Eleonora era felice che avessero deciso di restare amici e di dimenticare quel bacio. Si sentiva già più tranquilla, anche a stare da sola con lui, sebbene il suo corpo non aveva ancora recepito. Restava fortemente attratto da lui, ogni tanto si ritrovava a fissargli le labbra o quei suoi occhi bellissimi e caldi. Come facevano un paio di occhi azzurri ad essere così caldi?

Quando la guardava sembrava che la stesse accarezzando.

Seduto sul suo divano, con gli avambracci sulle gambe, le rivolse un sorriso luminoso. «Cosa mi cucini?»

«Io pensavo di ordinare qualcosa, che vuoi mangiare?»

Olivier sollevò un sopracciglio. «Non dirmi che non sai cucinare...»

Eleonora aggrottò la fronte. «So cucinare, ma... »

Olivier si alzò. «Va bene, vorrà dire che cucinerò io per te.»

Percorse i pochi passi che lo separavano dalla cucina, seguito da Eleonora.

«No, Olivier, aspetta. È che non ho molto in frigo...»

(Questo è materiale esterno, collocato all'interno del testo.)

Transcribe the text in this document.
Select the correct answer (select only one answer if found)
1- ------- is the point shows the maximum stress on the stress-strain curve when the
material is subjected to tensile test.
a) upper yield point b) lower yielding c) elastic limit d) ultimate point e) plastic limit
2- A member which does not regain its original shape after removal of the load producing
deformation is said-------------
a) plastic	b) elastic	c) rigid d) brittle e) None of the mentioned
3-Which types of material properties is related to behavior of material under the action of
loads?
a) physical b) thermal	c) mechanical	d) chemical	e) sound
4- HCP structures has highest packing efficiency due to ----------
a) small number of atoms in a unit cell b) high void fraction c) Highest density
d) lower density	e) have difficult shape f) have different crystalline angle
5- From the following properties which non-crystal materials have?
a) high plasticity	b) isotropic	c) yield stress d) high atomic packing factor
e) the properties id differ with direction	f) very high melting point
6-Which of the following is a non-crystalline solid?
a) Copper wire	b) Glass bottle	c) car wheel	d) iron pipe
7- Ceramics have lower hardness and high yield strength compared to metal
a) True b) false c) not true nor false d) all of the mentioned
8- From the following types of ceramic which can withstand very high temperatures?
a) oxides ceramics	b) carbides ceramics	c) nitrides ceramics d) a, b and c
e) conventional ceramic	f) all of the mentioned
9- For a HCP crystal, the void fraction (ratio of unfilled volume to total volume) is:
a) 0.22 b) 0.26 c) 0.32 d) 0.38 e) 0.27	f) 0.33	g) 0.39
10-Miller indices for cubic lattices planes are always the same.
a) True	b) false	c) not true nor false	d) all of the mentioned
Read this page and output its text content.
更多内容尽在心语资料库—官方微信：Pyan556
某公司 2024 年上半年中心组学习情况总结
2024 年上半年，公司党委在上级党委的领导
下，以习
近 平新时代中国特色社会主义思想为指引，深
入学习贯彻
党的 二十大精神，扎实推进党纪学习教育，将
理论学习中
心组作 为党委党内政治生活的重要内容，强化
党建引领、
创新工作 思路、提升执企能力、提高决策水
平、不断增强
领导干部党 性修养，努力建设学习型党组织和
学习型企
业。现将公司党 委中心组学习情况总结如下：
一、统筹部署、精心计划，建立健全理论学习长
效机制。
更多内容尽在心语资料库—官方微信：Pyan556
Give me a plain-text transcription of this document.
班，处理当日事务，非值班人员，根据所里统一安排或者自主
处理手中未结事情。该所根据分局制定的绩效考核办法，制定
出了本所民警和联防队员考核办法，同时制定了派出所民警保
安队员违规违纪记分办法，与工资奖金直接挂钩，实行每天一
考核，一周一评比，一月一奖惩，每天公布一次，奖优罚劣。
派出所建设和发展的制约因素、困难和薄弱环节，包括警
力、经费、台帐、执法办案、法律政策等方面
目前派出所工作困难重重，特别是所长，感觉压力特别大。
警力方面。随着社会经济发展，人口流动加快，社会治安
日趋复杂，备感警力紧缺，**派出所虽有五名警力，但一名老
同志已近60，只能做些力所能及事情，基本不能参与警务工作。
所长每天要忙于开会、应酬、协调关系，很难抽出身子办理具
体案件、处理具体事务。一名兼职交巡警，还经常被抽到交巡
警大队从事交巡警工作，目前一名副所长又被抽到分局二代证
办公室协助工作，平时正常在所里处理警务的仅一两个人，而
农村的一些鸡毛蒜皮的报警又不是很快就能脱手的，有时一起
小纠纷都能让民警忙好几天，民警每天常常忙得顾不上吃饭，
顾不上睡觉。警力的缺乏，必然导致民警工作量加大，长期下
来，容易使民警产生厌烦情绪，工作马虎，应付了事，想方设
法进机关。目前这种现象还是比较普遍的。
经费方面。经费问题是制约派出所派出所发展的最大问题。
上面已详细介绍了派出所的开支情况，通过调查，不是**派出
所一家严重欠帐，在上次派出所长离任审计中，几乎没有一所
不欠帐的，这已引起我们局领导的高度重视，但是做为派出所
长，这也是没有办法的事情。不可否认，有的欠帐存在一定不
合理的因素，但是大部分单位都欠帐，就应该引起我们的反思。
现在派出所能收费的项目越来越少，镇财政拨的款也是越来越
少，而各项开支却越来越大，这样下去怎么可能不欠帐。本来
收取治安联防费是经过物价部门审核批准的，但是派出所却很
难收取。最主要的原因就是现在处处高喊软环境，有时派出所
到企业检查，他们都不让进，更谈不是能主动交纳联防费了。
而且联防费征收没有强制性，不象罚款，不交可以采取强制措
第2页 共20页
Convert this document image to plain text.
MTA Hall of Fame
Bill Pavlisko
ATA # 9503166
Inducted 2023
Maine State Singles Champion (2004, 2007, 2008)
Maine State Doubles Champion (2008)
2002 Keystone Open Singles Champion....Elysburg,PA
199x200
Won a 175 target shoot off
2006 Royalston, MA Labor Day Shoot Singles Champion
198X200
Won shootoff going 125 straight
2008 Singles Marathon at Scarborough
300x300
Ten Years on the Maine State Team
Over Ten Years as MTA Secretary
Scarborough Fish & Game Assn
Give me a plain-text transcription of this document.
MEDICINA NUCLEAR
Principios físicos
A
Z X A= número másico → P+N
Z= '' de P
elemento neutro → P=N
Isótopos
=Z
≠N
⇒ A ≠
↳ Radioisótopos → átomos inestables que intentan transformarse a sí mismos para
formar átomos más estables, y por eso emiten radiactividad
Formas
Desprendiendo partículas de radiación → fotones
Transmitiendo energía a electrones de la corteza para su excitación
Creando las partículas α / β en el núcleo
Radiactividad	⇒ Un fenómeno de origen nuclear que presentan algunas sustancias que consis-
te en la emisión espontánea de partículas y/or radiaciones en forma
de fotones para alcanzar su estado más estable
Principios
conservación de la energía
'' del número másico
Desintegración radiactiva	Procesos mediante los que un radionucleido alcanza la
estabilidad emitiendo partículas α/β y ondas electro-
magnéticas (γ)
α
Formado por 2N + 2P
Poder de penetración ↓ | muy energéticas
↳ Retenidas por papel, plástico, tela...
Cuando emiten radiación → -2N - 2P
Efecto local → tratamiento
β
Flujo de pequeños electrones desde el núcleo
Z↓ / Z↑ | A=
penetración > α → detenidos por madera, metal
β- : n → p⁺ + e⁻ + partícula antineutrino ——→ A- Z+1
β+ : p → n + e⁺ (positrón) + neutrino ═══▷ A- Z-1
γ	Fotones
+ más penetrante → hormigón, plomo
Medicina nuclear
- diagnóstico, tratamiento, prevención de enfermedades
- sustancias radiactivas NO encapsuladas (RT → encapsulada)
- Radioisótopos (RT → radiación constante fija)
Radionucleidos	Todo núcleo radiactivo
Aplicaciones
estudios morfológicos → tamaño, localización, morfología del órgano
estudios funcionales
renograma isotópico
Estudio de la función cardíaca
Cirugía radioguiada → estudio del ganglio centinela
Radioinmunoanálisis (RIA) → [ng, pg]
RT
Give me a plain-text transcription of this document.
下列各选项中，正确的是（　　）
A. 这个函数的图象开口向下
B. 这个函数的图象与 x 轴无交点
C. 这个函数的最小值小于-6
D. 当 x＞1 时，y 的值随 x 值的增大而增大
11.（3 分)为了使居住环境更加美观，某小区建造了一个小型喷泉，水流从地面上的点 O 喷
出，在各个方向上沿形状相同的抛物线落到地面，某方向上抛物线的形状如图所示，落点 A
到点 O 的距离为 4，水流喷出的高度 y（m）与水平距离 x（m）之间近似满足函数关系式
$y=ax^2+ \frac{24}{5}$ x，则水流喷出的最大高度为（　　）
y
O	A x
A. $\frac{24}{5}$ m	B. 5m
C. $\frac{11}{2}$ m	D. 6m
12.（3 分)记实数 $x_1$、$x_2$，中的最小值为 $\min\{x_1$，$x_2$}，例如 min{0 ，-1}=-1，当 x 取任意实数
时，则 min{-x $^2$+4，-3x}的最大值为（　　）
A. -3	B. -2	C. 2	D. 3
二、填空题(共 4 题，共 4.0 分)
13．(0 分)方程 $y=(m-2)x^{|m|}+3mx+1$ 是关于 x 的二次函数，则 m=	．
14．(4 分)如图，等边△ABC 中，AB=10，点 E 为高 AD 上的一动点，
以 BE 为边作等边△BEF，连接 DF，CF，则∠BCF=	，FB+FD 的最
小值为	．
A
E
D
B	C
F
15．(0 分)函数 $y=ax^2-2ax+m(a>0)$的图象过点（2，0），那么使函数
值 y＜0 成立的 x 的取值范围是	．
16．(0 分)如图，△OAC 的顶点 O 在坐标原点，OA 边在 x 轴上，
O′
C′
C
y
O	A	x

Lui aveva già aperto lo sportello e stava frugando nel frigorifero. «Vediamo, cosa abbiamo qui... c'è dell'insalata, dei pomodori, e questo cos'è? Mm, pollo... ti va un'insalata di pollo?»

Non le aveva prestato ascolto, era partito come un treno e non la finiva più di parlare. «Olivier! Puoi smetterla, per favore?»

Le sue ampie spalle si tirarono indietro e ruotò la testa per guardarla. «Che c'è?»

«Non voglio che cucini. Adesso chiamo il ristorante e ci facciamo portare qualcosa.»

Lui sospirò, scuotendo la testa. «Non sai fare neanche un'insalata di pollo?»

Eleonora abbassò lo sguardo e afferrò il cellulare, sentendosi improvvisamente stupida. Come le era saltato in mente di invitarlo a cena se non aveva nulla in frigo? Sentiva le guance in fiamme. Ma non ce la faceva a stare da sola, dopo una giornata del genere voleva solo riempire quel vuoto che sentiva dentro. Non riusciva a digerire le parole del direttore. Facevano troppo male. Aveva sempre messo la sua carriera al primo posto, aveva dato il massimo in ogni occasione e pensava di essersi meritata quel posto al Milan. Scoprire che poteva essere dovuto alla posizione del suo ragazzo l'aveva devastata, facendola sentire poco brava.

Stare sola in casa quella sera l'avrebbe fatta sprofondare in un vortice di autocommiserazione e lei non voleva sentirsi così.

Olivier le si avvicinò e le mise una mano sulla spalla. Lei dovette tirare indietro la testa per poterlo guardare negli occhi. Era così alto... e vicino. Era troppo vicino. Il calore della sua mano si irradiava per tutto il corpo.

«Perché non ti rilassi? Ho solo fatto una battuta. Non ti piace l'insalata di pollo?»

«Mi piace.»

Olivier le sfilò il cellulare dalle mani, poggiandolo sul tavolo. «Bene! Allora è andata. E ti aiuto a prepararla.»

Eleonora scosse la testa, rassegnata. «Ok, come vuoi tu.» Era una pessima padrona di casa, non c'erano dubbi.

Lo vide sorridere e tirarsi su le maniche della maglietta. Prese l'insalata e aprì l'acqua. Per qualche secondo rimase ipnotizzata a guardare le mani di Olivier lavare con cura ogni foglia. Scivolavano sulla lattuga con delicatezza, proprio come avevano fatto sul suo viso il giorno prima. Chiuse gli occhi e si voltò dall'altro lato, il cuore le batteva forte nel petto e quella smania era tornata. Si concentrò sul pollo e sulla fede che Olivier aveva al dito.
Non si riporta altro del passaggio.